I am sitting here on my parents couch, happy to have just learned that Florida is a number two seed in the tournament, losing feeling in my leg as I rest my knee on a frozen bag of trader joe's peas. It's been a long road to this day, less than two weeks before the half and I am scared and upset.
I am tracing it back to last Sunday, when I bought a new pair of running shoes for the first time in 20 months. I had been wearing LeeRoy since July 09 but was rarely running before October so didn't think it was a big deal. I did, however, think I should have a fresh new pair of kicks before the half. I bought pink asics, putting aside their ugliness for the more important fact that they were the most comfortable in the store and one of the two best shoes for long distance running based on Josh's iphone research on runnersworld.com.
I ran 5 in them on Monday and 5 Tuesday.
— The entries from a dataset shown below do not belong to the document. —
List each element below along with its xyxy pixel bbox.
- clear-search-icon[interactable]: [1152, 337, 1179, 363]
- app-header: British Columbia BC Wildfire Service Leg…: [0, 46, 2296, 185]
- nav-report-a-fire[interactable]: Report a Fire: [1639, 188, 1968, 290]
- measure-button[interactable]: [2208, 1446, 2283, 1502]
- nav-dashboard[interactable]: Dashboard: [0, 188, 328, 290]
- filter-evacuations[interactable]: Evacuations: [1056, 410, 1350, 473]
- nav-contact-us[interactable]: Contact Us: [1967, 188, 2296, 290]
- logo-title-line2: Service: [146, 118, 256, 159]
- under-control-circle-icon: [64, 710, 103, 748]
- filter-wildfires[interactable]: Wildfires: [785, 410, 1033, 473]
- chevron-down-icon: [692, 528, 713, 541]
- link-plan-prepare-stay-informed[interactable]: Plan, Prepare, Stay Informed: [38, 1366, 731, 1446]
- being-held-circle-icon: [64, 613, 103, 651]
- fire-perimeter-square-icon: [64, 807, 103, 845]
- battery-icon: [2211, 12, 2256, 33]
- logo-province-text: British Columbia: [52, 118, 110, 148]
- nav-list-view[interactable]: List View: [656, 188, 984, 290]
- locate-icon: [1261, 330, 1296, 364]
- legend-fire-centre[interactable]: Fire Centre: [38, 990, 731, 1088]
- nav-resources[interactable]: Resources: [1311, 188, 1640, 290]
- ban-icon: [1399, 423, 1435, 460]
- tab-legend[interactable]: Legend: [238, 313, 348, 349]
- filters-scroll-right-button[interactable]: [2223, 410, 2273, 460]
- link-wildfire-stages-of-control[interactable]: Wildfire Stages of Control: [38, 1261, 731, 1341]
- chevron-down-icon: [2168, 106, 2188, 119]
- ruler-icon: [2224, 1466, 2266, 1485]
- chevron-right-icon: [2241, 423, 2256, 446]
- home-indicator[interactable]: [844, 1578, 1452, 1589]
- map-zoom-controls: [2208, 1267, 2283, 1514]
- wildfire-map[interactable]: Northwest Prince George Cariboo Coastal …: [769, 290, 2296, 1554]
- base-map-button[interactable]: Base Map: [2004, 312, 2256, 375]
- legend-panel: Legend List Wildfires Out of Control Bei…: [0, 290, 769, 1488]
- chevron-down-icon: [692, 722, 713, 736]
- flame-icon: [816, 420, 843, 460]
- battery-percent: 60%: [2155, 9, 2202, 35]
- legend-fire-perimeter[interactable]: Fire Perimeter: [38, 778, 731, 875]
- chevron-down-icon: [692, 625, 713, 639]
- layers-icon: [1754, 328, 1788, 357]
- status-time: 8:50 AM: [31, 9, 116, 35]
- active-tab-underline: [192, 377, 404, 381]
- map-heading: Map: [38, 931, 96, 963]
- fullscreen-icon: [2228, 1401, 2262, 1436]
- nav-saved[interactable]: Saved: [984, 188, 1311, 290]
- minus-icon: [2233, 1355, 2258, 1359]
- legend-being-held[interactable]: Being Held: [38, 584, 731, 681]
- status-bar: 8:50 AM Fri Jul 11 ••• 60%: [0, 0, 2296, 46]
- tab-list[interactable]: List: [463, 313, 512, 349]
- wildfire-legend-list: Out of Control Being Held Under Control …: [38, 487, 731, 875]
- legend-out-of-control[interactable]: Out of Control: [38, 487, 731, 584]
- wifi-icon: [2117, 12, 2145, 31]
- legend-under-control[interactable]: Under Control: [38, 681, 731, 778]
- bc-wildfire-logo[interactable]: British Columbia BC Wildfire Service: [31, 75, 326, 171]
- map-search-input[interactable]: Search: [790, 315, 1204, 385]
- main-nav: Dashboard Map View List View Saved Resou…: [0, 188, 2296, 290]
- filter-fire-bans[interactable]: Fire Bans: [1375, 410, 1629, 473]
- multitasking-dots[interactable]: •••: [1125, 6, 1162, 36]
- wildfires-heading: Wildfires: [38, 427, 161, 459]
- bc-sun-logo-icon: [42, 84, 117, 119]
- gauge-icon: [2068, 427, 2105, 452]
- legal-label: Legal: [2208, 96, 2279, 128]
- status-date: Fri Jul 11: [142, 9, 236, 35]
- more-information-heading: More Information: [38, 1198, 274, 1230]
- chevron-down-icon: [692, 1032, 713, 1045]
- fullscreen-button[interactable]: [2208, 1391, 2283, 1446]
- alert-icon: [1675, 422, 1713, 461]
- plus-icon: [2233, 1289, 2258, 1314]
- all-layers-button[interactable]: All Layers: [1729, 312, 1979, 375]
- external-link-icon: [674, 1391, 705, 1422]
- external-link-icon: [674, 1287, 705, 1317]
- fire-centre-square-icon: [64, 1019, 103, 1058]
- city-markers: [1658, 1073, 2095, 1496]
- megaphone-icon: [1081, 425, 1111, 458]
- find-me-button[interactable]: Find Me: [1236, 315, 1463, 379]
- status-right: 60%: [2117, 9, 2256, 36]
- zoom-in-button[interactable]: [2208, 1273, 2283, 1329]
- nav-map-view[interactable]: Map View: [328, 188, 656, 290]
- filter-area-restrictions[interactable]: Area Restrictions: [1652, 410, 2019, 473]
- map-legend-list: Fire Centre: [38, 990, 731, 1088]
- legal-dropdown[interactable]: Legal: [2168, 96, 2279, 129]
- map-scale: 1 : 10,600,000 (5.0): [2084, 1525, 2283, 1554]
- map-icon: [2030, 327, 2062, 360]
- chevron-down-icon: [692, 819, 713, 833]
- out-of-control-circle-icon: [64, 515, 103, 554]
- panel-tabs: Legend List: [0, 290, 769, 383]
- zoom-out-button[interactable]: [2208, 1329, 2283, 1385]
Me knee hurt a little bit on Wednesday at work but no big deal, right? Wrong. I didn't have time to run again during the week, postponing my discovery of their ineptitude. I ran a quick 3 yesterday and was fine. But today, I left Josh alone to drive to our weekly Sunday dinner at the "Shaw Pad" (you can find it on foursquare) and I ran here. My knee hurt about a mile and a half in but it was ok and I pushed on. It went away and came back a few times but in the last mile (of six), it got pretty bad. I had a long steep hill to run up and it was really bothering me. Still, I kept running. I was less than half a mile away, in their neighborhood, running up another, much shorter, steep hill and there was some sharp shooting pain that made me stop. I just couldn't run. I kind of limped a little and whimpered to the top of the hill. Then I ran really slowly, awkwardly, and painfully the rest of the way because I refuse to accept that I couldn't physically run six miles. I was whimpering in pain the whole way and on the verge of tears in such utter frustration. I got to the house within a minute of Josh and started crying with him and my parents. I was so afraid that, after all this training and excitement, I won't be able to run 13.1 miles thirteen days from now. I have calmed down but I'm still nervous and frustrated. I don't know if I should blame the shoes but I can't think of any other explanation. It wasn't smart for me to wait three weeks before the race to buy new shoes. I am going to take four aleve a day, as prescribed by doctor Betsy, wear something on my knee, and switch back to my old shoes for the next two weeks. I am going to try not to complain or fret too much but I know how immensely disappointed I will be if I cannot succesfully complete this run. I ran ten and I know I am capable of running three more. Please just let my body cooperate.